Effect of obesity on sleep duration. Participants were divided into three groups as: lean (BMI < 25), overweight (BMI = 25–29.9) and obese (BMI ≥ 30). (A) Self-reported sleep duration was compared between all three groups. (B) Pearson’s correlation analysis was conducted between self-reported sleep duration and the BMI of each individual. All data are expressed as the mean ± SD. Statistical analysis was performed using one-way ANOVA (Tukey’s multiple comparisons test). **P < 0.01 was considered highly significant, and ****P < 0.0001 were considered extremely significant.

Figure 3

Objectively measured sleep analysis and its influence on BMI. A total of 60 participants had their sleep pattern monitored for 7 consecutive days through the use of Actigraph worn on the right hip.

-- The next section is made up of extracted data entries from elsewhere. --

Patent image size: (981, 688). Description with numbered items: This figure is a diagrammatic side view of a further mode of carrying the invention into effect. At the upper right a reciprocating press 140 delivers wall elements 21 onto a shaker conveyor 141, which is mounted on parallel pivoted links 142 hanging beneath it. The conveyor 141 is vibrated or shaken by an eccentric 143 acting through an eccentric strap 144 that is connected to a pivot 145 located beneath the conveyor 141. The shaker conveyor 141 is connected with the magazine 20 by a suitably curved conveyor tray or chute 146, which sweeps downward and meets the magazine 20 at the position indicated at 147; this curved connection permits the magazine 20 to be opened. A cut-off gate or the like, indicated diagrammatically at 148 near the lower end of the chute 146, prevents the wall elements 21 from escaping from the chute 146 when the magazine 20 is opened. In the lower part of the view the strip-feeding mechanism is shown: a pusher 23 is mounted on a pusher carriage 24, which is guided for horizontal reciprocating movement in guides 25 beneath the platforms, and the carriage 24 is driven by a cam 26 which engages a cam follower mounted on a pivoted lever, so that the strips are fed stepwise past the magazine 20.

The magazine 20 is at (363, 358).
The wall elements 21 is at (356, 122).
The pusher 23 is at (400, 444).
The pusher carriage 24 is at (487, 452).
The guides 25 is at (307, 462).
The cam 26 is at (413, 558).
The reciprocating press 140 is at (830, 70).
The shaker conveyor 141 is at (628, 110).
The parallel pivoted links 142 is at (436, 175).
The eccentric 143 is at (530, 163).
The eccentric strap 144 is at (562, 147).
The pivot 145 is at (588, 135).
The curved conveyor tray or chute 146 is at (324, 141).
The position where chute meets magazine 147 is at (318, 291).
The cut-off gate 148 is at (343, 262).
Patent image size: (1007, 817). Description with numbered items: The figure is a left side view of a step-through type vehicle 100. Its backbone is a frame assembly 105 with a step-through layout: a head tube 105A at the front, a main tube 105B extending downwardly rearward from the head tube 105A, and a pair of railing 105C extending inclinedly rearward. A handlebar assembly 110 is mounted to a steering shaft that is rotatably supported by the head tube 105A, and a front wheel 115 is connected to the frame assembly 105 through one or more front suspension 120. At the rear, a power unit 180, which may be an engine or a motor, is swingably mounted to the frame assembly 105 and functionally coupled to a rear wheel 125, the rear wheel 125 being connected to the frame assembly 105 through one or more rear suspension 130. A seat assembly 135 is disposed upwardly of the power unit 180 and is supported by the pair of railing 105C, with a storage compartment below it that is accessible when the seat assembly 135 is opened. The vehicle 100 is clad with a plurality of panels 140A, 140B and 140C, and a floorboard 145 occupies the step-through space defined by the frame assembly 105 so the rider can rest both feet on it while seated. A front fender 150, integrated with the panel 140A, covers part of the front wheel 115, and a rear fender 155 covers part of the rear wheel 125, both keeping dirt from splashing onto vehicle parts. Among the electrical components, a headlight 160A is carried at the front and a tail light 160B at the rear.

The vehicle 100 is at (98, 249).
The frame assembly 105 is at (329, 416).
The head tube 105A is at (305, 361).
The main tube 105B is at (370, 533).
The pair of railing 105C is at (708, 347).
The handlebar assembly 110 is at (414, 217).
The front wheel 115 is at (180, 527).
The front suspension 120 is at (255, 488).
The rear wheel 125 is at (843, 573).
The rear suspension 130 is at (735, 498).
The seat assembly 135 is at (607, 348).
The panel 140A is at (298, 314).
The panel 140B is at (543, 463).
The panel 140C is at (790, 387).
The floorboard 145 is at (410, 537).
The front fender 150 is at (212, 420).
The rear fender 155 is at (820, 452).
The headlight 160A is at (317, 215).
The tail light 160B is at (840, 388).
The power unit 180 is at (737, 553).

Participants were divided into three groups according to their BMI levels as before and their sleep efficiency and its components were compared in three BMI groups (lean, overweight, and obese). (A) total efficiency of sleep, (B) total time in bed, (C) total sleep time, (D) wake after sleep onset, (E) average number of awakening and (F) Average awakening duration. All data are expressed as the mean ± SD. Statistical analysis was performed using one-way ANOVA (Tukey’s multiple comparisons test). *P < 0.05 was considered statistically significant, **P < 0.01 was considered highly significant, and ***/****P < 0.001/P < 0.0001 were considered extremely significant.

Figure 4

Correlation between sleep components and BMI. A total of 60 participants had their sleep pattern monitored for 7 consecutive days using Actigraphy. Participants were divided into three groups according to their BMI levels as lean (BMI ˂ 25 kg/m²), overweight (BMI = 25–29.9 kg/m²), and those with obesity (BMI ≥ 30 kg/m²), 20 each. Pearson’s correlation analysis was conducted between (A) efficiency of sleep, (B) total sleep time, (C) wake after sleep onset, and (D) number of awakening per night and the BMI of each individual. All data are expressed as the mean ± SD. Statistical analysis was performed using one-way ANOVA (Tukey’s multiple comparisons test).

Figure 5

Correlation between sleep components and metabolic syndrome risk factors. A total of 60 participants had their sleep pattern monitored for 7 consecutive days using Actigraphy. Pearson’s correlation analysis is presented as heatmap showing the correlations of total sleep time (TST) and wake after sleep onset (WASO) with the known risk factors for metabolic syndrome. Darker shading indicates a greater degree of correlation, and correlations with p-values > 0.05 are displayed in white.